Deja Feist, a junior at West St. John High School in Edgard, La., was also excited to learn more about chemical engineering. Since attending XCITE, another CoE pre-college, minority program, in 2010 and REHAMS this year, she’s decided to combine her two passions: chemical engineering and veterinary medicine.

“This has been awesome. Now, I realize that both my interests can fit into one,” she said. “I had never thought about that before – making chemicals to help animals.”

To complement the program’s academic focus, REHAMS students also attend professional development lectures and industry mixers. Students learned presentation techniques, built a portfolio and joined engineering professionals from Fluor, Shell, Dow and Halliburton at an industry luncheon.

The participants also toured Georgia-Pacific, a global manufacturer and marketer of paper products and related chemicals.

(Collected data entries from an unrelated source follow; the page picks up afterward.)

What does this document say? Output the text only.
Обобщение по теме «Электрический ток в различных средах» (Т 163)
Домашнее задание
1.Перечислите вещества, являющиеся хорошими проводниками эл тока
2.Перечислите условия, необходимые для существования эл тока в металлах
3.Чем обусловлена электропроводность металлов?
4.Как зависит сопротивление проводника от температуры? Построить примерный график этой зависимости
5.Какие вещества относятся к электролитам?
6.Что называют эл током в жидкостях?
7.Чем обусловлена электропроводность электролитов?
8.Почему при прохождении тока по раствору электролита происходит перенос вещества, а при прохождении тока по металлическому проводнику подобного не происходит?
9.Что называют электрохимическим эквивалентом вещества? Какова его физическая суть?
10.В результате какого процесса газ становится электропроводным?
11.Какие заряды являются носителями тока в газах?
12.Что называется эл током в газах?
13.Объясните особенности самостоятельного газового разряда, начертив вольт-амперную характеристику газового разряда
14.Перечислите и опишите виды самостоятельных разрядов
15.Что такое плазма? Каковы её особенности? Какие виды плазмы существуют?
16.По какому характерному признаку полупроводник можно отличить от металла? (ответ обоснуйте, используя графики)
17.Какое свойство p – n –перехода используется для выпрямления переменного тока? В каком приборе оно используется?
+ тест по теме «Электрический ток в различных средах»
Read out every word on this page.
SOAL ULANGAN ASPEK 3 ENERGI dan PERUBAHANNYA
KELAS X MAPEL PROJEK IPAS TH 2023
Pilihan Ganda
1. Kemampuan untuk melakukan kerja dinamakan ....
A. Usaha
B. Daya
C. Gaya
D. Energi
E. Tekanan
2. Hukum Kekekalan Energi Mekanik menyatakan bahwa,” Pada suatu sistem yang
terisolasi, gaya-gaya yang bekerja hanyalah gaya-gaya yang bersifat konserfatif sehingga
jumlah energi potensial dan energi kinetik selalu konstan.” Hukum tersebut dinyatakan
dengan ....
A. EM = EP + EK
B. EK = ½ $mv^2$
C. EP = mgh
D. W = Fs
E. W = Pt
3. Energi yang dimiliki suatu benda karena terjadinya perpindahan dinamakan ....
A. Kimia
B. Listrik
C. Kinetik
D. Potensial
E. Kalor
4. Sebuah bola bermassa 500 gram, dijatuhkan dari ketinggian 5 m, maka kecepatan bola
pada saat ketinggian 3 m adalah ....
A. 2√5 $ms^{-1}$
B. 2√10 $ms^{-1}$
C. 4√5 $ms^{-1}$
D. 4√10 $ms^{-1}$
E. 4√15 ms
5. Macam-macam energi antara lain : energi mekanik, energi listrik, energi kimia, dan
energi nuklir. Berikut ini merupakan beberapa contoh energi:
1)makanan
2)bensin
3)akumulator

Students visited the company’s Baton Rouge plant and witnessed first-hand how tissue, paper towels and other pulp products are mass produced from start to finish.   

The Georgia-Pacific tour was Alvin Rattle’s favorite REHAMS activity. “I’ve always wondered how things work and why they function the way they function,” said Rattle, a junior at Baton Rouge High School. “So, it was cool seeing the entire process of the production of paper and seeing the engineers working at their computers.”

In 1977, the first REHAMS program was held at LSU. This was the beginning of a formal, concentrated effort to recruit and retain minority students by the CoE. Since then, the REHAMS program has provided pre-college students an opportunity to explore engineering through a holistic overview of the field by presenting both the academic structure and career possibilities.

“We are committed to enhancing and diversifying engineering students and professionals,” said Kelly Rusch, associate dean for research and diversity programs, CoE. “REHAMS is more than 30 years old and a part of the fabric of the College. The camp is strategically designed to stimulate students’ interest in engineering and immerse them in college life.”

“This is a really good program,” said chemical engineering junior, Marc Rios, a REHAMS counselor. “Engineering needs a good, multicultural, diverse background of students in it so the discipline is represented by other cultures and not just one overall.”

REHAMS counselor, Rashod Albert, hopes the program attracts more minority students to the engineering field. He wants to teach the students how to think and operate as engineers.

“We work to complete a task and solve problems,” said the mechanical engineering junior. “This is what we want the kids to learn. It might be hard, but it’s rewarding in the end.”